What is ‘freedom.gov’?

The newest flashpoint is a reported US State Department plan to develop an online portal, widely described as ‘freedom.gov’, intended to help users in the EU and elsewhere access content blocked under local rules. Accounts of the plan say officials have discussed adding VPN-like functionality so traffic would appear to originate in the US, effectively sidestepping geographic enforcement of content restrictions. According to the US House of Representatives’ legal framework, the idea could be seen as a digital-rights tool, but experts warn it would export a US free-speech standard into jurisdictions that regulate hate speech and extremist material more tightly.

The ‘freedom.gov’ portal story occurs within a broader escalation that has already moved from rhetoric to sanctions. In late 2025, the US imposed visa bans on several EU figures it accused of pressuring platforms to suppress ‘American viewpoints,’ a move the EU governments and officials condemned as unjustified and politically coercive. The episode brought to the conclusion that Washington is treating some foreign content-governance actions not as domestic regulation, but as a challenge to US speech norms and US technology firms.

The EU legal perspective

From the EU perspective, this framing misses the point of to DSA. The Commission argues that the DSA is about platform accountability, requiring large platforms to assess and mitigate systemic risks, explain moderation decisions, and provide users with avenues to appeal. The EU has also built new transparency infrastructure, such as the DSA Transparency Database, to make moderation decisions more visible and auditable. Civil-society groups broadly supportive of the DSA stress that it targets illegal content and opaque algorithmic amplification; critics, especially in US policy circles, argue that compliance burdens fall disproportionately on major US platforms and can chill lawful speech through risk-averse moderation.
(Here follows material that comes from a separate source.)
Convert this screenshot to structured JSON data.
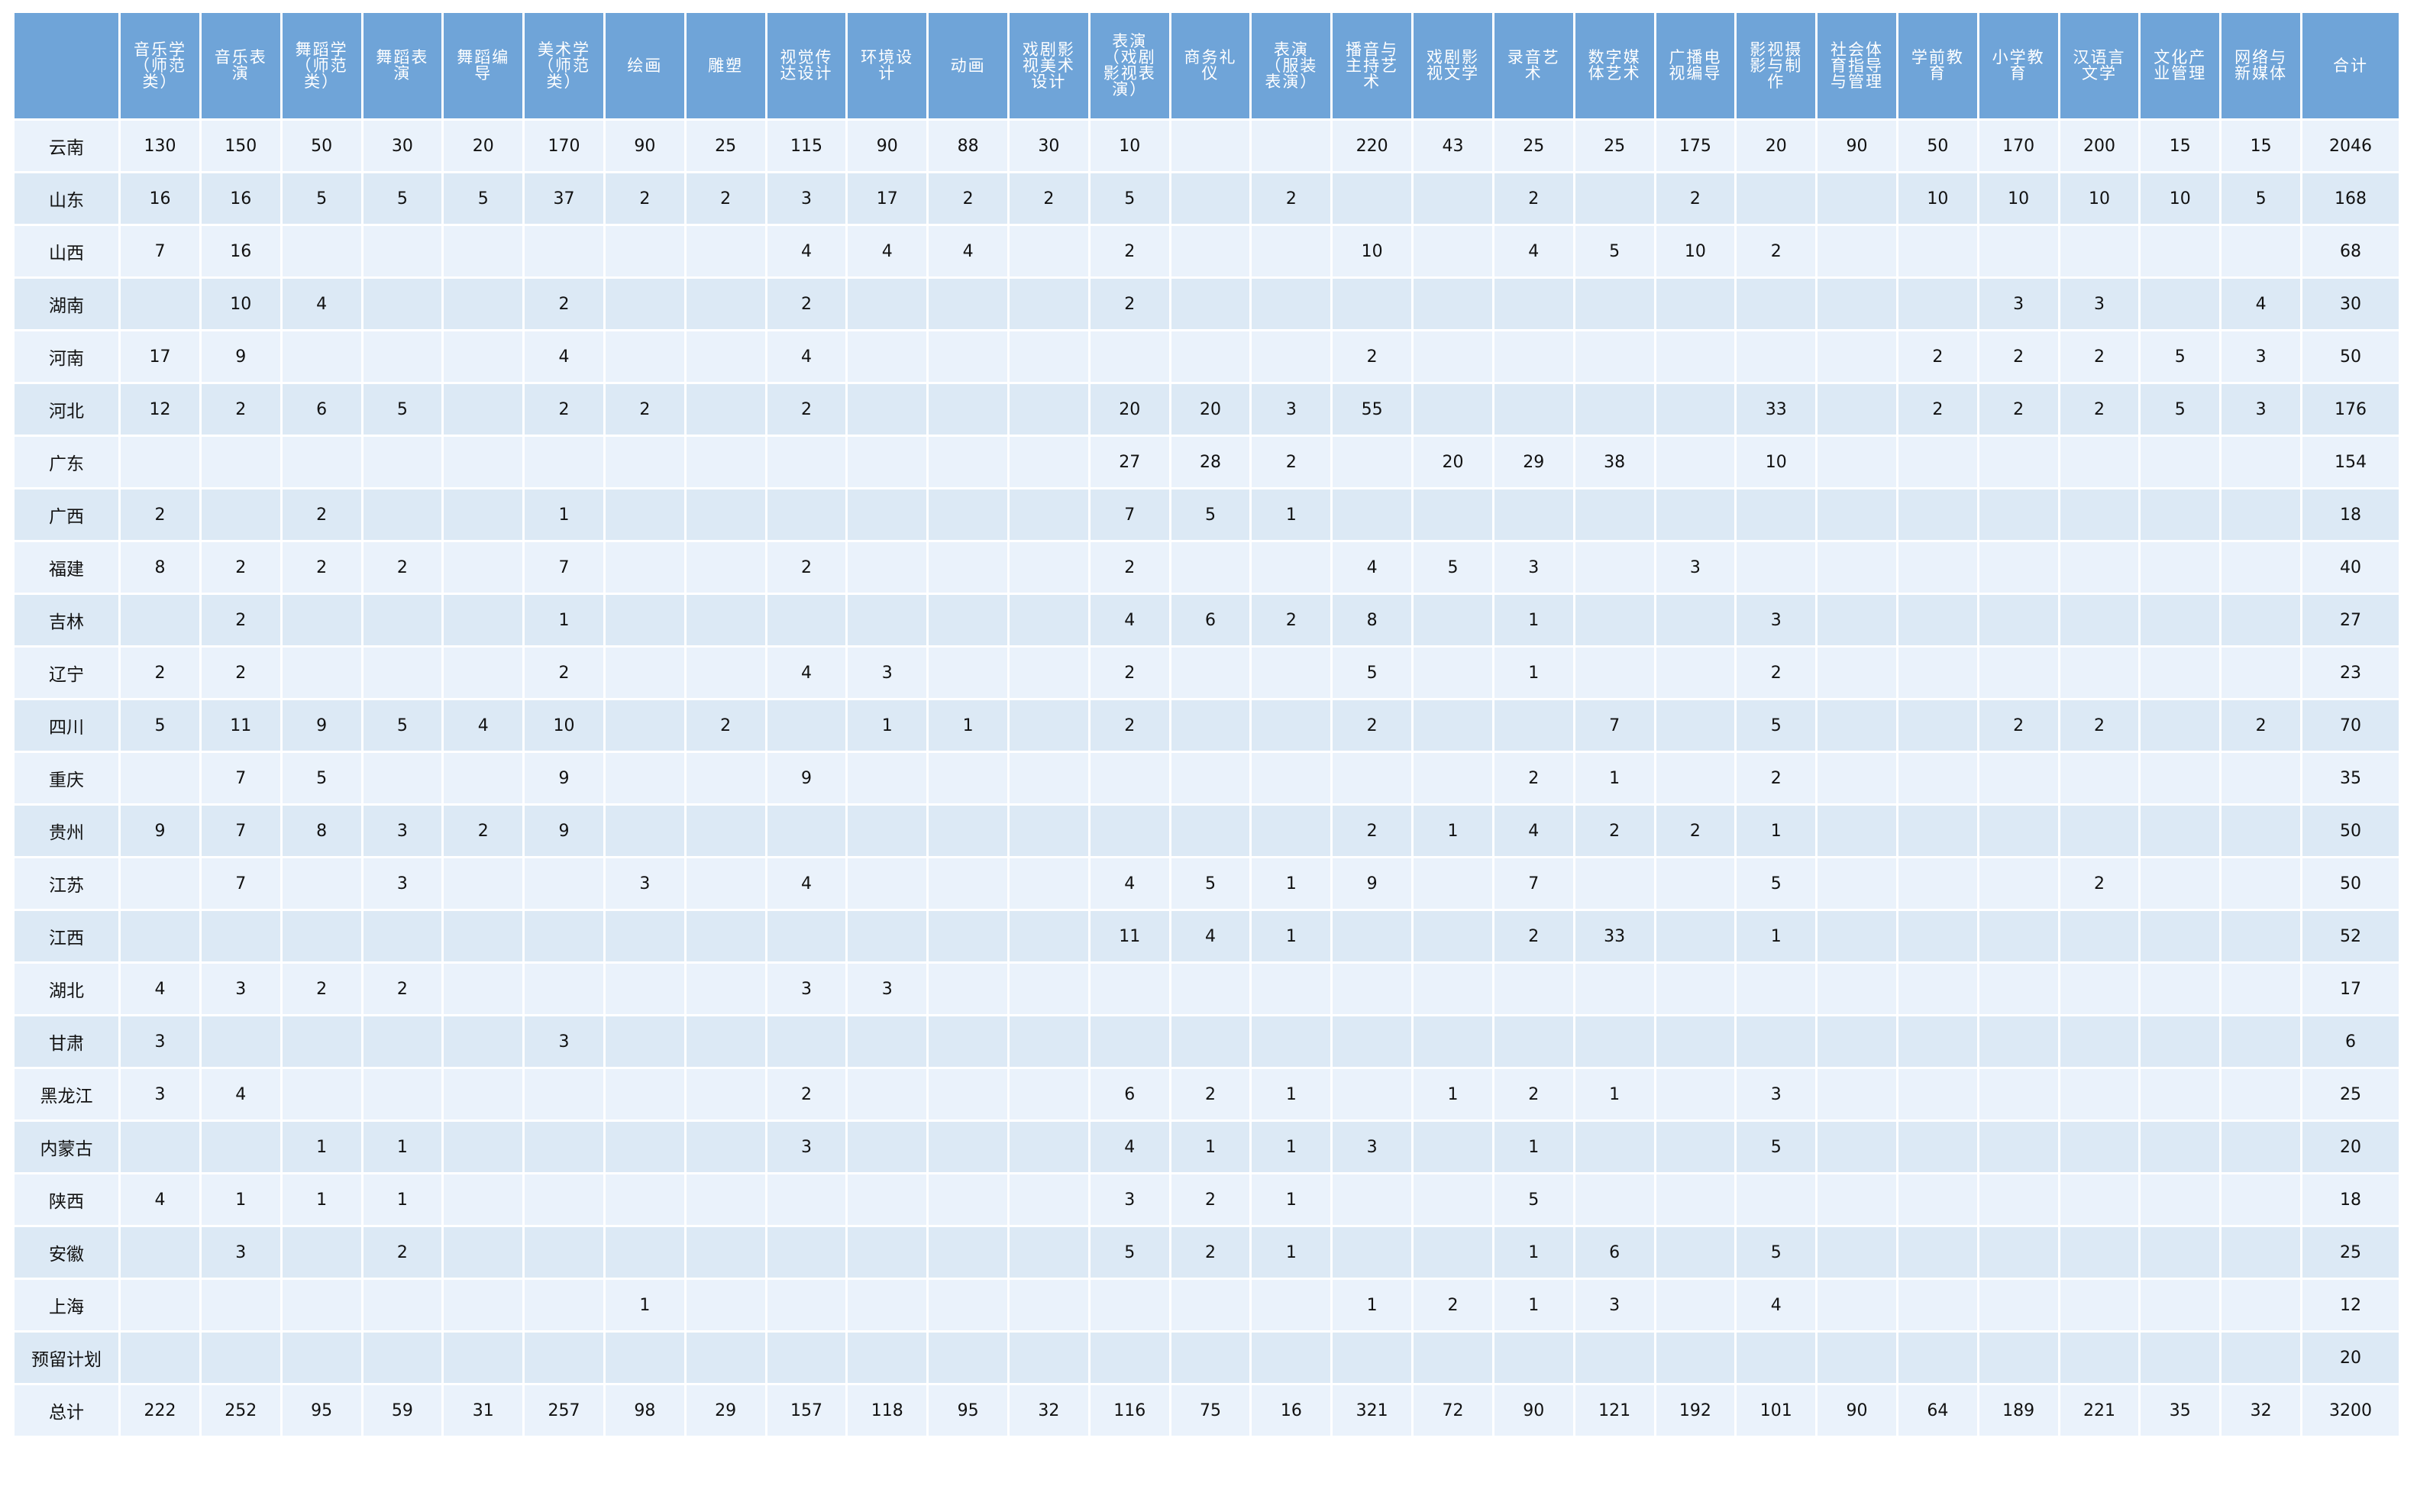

That’s where the two sides’ risk models diverge most sharply. The EU rules are shaped by the view that disinformation, hate speech, and extremist propaganda can create systemic harms that platforms must proactively reduce. On the other side, the US critics counter that ‘harm’ categories can expand into viewpoint policing, and that tools like a government-backed portal or VPN could be portrayed as restoring access to lawful expression. Yet the same reporting that casts the portal as a speech workaround also notes it may facilitate access to content the EU considers dangerous, raising questions about whether the initiative is rights-protective ‘diplomacy,’ a geopolitical pressure tactic, or something closer to state-enabled circumvention.

Why does it matter?

The dispute has gone from theoretical to practical, reshaping digital alliances, compliance strategies, and even travel rights for policy actors, not to mention digital sovereignty in the governance of online discourse and data. The EU’s approach is to make platforms responsible for systemic online risks through enforceable transparency and risk-reduction duties, while the US approach is increasingly to contest those duties as censorship with extraterritorial effects, using instruments ranging from public messaging to visa restrictions, and, potentially, state-backed bypass tools.

What could we expect then, if not a more fragmented internet, with platforms pulled between competing legal expectations, users encountering different speech environments by region, and governments treating content policy as an extension of foreign policy, complete with retaliation, countermeasures, and escalating mistrust?